The Metal runtime works the same way on Apple Silicon Macs: just replace
`"cuda"` with `"metal"`.

## Model cooking with `tract`

Over the years of `tract` development, it became clear that beside "training"
and "running", there was a third time in the life-cycle of a model. One of
our contributors nicknamed it "model cooking" and the term stuck. This extra stage
is about all what happens after the training and before running.

If training and Runtime are relatively easy to define, the model cooking gets a
bit less obvious. It comes from the realisation that the training form (an ONNX
or TensorFlow file or ste of files) of a model may is usually not the most
convenient form for running it. Every time a device loads a model in ONNX form
and transform it into a suitable form for runtime, it goes through the same
series or more or less complicated operations, that can amount to several
seconds of high-CPU usage for current models. When running the model on a
device, this can have several negative impact on experience: the device will
take time to start-up, consume a lot of battery energy to get ready, maybe fight
over CPU availability with other processes trying to get ready at the same
instant on the device.

As this sequence of operations is generally the same, it becomes relevant to
persist the model resulting of the transformation. It could be persisted at the
first application start-up for instance. But it could also be "prepared", or
"cooked" before distribution to the devices.

## Cooking to NNEF

`tract` supports NNEF. It can read a NNEF neural network and run it. But it can
also dump its preferred representation of a model in NNEF.

At this stage, a possible path to production for a neural model becomes can be drawn:
* model is trained, typically on big servers on the cloud, and exported to ONNX.
* model is cooked, simplified, using `tract` command line or python bindings.
* model is shipped to devices or servers in charge of running it.

## Testing and benching models early

As soon as the model is in ONNX form, `tract` can load and run it. It gives
opportunities to validate and test on the training system, asserting early on that
`tract` will compute at runtime the same result than what the training model
predicts, limiting the risk of late-minute surprise.

But tract command line can also be used to bench and profile an ONNX model on
the target system answering very early the "will the device be fast enough"
question. The nature of neural network is such that in many cases an
untrained model, or a poorly trained one will perform the same computations than
the final model, so it may be possible to bench the model for on-device
efficiency before going through a costly and long model training.

## tract-opl

NNEF is a pretty little standard. But we needed to go beyond it and we extended
it in several ways. For instance, NNEF does not provide syntax for recurring
neural network (LSTM and friends), which are an absolute must in signal and voice
processing. `tract` also supports symbolic dimensions, which are useful to
represent a late bound batch dimension (if you don't know in advance how many
inputs will have to be computed concurrently).

## Pulsing

For interactive applications where time plays a role (voice, signal, ...),
`tract` can automatically transform batch models, to equivalent streaming models
suitable for runtime. While batch models are presented at training time the
whole signal in one go, a streaming model received the signal by "pulse" and
produces step by step the same output that the batching model.

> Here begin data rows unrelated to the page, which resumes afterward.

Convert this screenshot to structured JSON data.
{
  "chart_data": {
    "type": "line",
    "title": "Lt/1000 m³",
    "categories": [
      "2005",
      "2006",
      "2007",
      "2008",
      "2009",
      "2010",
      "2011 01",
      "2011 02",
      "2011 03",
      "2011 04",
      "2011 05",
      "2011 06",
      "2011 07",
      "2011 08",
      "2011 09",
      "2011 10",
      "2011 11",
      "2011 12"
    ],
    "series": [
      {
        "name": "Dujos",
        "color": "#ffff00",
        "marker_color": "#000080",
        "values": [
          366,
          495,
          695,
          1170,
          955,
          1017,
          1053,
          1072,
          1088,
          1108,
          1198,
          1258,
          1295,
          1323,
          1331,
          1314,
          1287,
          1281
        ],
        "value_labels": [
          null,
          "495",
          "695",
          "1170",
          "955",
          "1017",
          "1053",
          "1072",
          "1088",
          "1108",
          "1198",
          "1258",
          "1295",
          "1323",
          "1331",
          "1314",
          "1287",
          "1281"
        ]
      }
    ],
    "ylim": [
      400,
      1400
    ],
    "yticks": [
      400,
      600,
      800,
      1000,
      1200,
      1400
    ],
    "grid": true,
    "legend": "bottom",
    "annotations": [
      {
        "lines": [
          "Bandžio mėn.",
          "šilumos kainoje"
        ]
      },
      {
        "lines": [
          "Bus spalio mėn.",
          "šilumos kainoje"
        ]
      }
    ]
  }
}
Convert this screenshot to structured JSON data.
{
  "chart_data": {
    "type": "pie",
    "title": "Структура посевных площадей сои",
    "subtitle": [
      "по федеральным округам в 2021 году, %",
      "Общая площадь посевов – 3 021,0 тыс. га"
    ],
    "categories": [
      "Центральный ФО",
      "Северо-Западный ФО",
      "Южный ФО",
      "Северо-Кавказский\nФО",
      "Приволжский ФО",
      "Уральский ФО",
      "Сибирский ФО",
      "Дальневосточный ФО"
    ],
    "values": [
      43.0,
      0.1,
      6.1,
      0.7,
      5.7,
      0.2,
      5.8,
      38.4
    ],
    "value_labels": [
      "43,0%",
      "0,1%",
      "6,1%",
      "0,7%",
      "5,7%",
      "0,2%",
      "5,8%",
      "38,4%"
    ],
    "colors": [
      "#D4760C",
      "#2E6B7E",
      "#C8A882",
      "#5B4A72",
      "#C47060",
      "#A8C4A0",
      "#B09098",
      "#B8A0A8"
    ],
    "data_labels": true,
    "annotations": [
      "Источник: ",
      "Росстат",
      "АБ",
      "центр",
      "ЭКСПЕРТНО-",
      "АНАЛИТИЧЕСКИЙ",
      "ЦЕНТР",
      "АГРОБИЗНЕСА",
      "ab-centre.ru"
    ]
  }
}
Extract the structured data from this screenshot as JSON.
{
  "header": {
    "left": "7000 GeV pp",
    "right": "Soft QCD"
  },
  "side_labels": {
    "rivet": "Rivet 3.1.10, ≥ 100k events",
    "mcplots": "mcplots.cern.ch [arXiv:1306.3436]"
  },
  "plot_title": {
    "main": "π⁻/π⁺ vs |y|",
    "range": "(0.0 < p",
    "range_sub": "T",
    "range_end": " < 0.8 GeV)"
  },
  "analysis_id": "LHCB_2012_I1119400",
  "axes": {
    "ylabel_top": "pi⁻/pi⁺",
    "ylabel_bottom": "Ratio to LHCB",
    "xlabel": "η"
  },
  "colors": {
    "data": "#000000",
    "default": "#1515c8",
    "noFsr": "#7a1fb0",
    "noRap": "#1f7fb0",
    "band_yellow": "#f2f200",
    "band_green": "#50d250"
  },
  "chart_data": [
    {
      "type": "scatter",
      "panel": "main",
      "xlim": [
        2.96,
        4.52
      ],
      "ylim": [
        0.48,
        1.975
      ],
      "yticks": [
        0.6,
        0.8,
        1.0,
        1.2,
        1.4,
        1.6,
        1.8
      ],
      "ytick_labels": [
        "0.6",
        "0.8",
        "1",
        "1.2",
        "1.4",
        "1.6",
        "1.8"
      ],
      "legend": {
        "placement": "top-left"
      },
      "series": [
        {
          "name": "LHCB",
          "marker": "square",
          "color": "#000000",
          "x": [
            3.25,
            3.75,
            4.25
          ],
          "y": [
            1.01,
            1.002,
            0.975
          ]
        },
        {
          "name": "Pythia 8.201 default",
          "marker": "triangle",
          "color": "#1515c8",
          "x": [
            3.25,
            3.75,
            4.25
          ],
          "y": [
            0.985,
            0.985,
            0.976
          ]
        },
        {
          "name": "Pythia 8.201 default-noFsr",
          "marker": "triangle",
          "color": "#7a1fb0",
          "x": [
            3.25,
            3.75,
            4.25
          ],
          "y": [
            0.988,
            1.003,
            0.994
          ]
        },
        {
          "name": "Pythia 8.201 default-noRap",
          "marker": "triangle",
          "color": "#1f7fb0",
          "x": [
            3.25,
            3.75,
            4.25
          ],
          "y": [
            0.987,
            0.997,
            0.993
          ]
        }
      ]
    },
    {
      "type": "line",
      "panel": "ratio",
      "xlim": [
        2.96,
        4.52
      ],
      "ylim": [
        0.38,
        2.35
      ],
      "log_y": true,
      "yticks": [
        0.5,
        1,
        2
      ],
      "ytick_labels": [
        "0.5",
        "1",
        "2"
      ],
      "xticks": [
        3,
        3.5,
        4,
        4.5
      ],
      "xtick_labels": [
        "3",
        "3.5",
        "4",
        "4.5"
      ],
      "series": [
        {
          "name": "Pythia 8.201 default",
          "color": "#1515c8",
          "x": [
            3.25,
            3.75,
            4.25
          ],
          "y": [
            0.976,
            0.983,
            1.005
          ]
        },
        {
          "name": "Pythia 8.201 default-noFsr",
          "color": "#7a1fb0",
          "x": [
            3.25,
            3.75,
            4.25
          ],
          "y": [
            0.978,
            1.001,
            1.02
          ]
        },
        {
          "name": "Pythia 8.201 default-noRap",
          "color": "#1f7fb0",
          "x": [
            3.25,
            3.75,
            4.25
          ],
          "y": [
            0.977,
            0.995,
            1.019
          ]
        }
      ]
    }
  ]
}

It does not work for every model, `tract` can obviously not generate a model
where the output at a time depends on input not received yet. Of course, models
have to be *causal* to be pulsable. For instance, a bi-directional LSTM is not
pulsable. Most convolution nets can be made causal at designe time by padding,
or at cooking time by adding fixed delays.

This cooking step is a recurring annoyance in the real-time voice and signal
field : it can be done manually, but is very easy to get wrong. `tract` makes
it automactic.